Now, the magic begins when MAGE uses “masked token modeling”. She randomly hides some of these tokens, creating an incomplete puzzle, and then trains a neural network to fill in the gaps. In this way, she learns both to understand the patterns in an image (image recognition) and to generate new ones (image generation).
“A remarkable part of MAGE is its variable masking strategy during pretraining, allowing you to train for tasks, imaging, or reconnaissance, within the same system,” says Tianhong Li, an electrical and computer engineering doctoral student at the M.I.T. , a CSAIL affiliate, and lead author on a article about the investigation. “MAGE’s ability to work in ‘chip space’ rather than ‘pixel space’ results in the generation of clear, detailed, high-quality images, as well as semantically rich image representations. Hopefully this could pave the way for advanced and integrated computer vision models.”
In addition to its ability to generate realistic images from scratch, MAGE also allows for conditional image generation. Users can specify certain criteria for the images they want MAGE to generate, and the tool will create the appropriate image. It is also capable of performing image editing tasks such as removing elements from an image while maintaining a realistic appearance.
Reconnaissance tasks are another strong point of MAGE. With its ability to pretrain on large unlabeled data sets, you can classify images using only the learned representations. Additionally, it excels at learning few shots, achieving impressive results on large image data sets such as ImageNet with only a handful of labeled examples.
The validation of MAGE’s performance has been impressive. On the one hand, it set new records for the generation of new images, surpassing previous models with a significant improvement. On the other hand, MAGE aced the recognition tasks, achieving 80.9% accuracy in linear probing and 71.9% accuracy in 10 shots on ImageNet (this means it correctly identified images in 71.9% of the cases where I only had 10 labeled examples of each). class).
Despite its strengths, the research team acknowledges that MAGE is a work in progress. The process of converting images to tokens inevitably leads to some loss of information. They are eager to explore ways to compress images without losing important detail in future work. The team also intends to test MAGE on larger data sets. Future exploration could include training MAGE on larger unlabeled data sets, which could lead to even better performance.

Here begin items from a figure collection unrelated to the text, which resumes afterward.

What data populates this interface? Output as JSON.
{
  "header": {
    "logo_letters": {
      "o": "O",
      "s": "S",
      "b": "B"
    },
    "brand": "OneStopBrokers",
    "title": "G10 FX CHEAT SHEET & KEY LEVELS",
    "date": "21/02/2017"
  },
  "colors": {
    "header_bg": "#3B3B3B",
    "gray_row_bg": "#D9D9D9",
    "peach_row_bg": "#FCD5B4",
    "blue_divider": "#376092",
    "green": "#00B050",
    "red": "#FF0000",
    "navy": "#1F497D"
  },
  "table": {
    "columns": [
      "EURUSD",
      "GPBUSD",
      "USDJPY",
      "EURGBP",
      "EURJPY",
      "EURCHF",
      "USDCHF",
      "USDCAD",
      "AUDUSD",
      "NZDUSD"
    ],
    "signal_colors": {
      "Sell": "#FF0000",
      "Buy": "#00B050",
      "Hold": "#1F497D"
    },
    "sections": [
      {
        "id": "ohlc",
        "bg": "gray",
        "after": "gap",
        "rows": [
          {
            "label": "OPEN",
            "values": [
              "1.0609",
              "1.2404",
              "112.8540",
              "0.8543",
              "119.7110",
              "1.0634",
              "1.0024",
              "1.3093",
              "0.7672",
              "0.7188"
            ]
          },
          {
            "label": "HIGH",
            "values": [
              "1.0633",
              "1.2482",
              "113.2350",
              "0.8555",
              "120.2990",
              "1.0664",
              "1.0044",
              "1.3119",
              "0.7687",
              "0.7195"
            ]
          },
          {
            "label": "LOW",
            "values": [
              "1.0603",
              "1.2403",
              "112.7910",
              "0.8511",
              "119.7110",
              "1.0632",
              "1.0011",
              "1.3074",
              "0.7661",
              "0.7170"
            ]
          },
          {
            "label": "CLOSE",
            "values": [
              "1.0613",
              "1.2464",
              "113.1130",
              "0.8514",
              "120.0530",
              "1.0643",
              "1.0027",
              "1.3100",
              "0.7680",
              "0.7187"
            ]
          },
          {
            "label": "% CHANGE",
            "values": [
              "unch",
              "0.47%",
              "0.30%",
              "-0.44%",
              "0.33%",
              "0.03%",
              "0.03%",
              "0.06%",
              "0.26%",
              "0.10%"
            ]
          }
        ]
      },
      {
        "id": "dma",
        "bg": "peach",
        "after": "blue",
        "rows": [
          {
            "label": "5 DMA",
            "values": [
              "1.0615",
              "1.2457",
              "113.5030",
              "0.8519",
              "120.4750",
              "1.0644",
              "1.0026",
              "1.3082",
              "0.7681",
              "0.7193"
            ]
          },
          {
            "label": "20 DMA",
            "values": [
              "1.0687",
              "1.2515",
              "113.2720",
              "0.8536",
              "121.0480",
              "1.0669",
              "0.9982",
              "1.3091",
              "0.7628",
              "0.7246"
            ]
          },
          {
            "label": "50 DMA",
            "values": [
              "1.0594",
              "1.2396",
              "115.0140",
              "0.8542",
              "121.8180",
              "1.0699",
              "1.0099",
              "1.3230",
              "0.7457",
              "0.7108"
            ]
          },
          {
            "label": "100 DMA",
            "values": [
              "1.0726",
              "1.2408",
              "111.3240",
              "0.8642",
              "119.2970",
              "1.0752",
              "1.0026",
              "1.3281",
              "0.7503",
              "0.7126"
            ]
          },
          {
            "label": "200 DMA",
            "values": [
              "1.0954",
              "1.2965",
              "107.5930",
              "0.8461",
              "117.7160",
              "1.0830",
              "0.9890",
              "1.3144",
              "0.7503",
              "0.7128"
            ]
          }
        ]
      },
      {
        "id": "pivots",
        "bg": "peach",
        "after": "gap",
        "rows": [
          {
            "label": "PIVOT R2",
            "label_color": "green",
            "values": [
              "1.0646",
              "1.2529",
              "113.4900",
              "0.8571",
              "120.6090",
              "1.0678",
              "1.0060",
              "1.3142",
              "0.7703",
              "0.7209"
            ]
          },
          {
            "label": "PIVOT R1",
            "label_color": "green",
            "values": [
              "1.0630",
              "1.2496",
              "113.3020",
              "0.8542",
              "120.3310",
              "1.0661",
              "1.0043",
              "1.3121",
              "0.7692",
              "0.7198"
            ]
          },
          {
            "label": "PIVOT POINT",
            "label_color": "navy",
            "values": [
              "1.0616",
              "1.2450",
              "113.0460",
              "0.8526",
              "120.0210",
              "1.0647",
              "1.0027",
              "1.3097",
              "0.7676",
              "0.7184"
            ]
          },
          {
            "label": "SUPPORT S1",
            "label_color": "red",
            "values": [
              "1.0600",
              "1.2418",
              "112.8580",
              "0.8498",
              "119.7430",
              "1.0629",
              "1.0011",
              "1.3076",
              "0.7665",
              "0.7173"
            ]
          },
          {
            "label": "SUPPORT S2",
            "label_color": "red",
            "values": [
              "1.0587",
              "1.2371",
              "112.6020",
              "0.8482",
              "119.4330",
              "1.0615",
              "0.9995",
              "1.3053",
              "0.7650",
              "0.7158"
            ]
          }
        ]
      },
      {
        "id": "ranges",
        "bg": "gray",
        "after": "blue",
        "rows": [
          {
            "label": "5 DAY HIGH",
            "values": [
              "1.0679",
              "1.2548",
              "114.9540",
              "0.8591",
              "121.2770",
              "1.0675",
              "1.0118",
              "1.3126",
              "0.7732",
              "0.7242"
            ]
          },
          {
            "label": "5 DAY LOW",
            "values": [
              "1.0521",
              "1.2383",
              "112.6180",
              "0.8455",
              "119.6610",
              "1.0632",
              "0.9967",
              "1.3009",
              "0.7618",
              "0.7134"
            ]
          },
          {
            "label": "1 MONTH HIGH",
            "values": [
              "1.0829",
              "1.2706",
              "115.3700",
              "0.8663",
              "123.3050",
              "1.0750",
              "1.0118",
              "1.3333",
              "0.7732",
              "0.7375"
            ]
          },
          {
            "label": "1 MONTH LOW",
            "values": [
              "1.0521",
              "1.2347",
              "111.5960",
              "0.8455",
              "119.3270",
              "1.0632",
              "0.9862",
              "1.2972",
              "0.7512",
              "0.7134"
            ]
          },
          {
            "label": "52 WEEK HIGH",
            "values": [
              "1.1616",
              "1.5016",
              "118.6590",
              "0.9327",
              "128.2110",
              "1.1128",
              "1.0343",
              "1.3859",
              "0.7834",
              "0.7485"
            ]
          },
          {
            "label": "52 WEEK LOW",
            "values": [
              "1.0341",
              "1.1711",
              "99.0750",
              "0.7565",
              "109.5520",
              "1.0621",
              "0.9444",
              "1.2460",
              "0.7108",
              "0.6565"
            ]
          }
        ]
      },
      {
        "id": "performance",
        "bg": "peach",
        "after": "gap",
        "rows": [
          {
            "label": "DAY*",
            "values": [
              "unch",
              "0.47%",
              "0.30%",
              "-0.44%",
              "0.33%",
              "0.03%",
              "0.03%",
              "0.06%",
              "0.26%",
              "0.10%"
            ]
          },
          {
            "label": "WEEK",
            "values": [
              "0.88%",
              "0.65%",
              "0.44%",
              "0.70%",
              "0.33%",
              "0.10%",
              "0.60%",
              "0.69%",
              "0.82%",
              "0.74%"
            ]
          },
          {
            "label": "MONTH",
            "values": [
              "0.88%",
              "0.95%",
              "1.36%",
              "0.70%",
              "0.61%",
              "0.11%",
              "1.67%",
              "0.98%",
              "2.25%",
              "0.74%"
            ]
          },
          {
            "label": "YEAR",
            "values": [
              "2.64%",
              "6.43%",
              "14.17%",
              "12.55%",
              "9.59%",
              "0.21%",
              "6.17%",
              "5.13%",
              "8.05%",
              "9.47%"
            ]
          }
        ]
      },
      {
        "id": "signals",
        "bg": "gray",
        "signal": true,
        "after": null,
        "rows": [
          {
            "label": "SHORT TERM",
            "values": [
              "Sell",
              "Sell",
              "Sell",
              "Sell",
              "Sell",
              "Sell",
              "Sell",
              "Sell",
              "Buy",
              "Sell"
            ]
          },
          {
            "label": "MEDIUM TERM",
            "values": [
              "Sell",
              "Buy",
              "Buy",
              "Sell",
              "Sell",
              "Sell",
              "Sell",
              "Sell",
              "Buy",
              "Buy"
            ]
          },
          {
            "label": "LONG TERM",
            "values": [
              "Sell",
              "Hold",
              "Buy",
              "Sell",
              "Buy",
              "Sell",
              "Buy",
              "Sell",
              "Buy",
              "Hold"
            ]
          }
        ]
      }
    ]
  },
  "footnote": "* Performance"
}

“It has been a long dream to achieve imaging and image recognition in one system. MAGE is groundbreaking research that successfully harnesses the synergy of these two tasks and achieves the state-of-the-art of them in a single system,” says Huisheng Wang, Senior Software Engineer of Humans and Interactions at Machine Research and Intelligence. division of Google, which was not involved in the work. “This innovative system has a wide range of applications and has the potential to inspire much future work in the field of machine vision.”
Li co-authored the paper with Dina Katabi, the Thuan and Nicole Pham Professor in MIT’s Department of Electrical Engineering and Computer Science and a CSAIL principal investigator; Huiwen Chang, a senior research scientist at Google; Shlok Kumar Mishra, University of Maryland doctoral student and Google Research intern; Han Zhang, a senior Google research scientist; and Dilip Krishnan, a Google staff research scientist. Computational resources were provided by Google Cloud Platform and the MIT-IBM Watson Research Collaboration. The team’s research was presented at the 2023 Conference on Computer Vision and Pattern Recognition.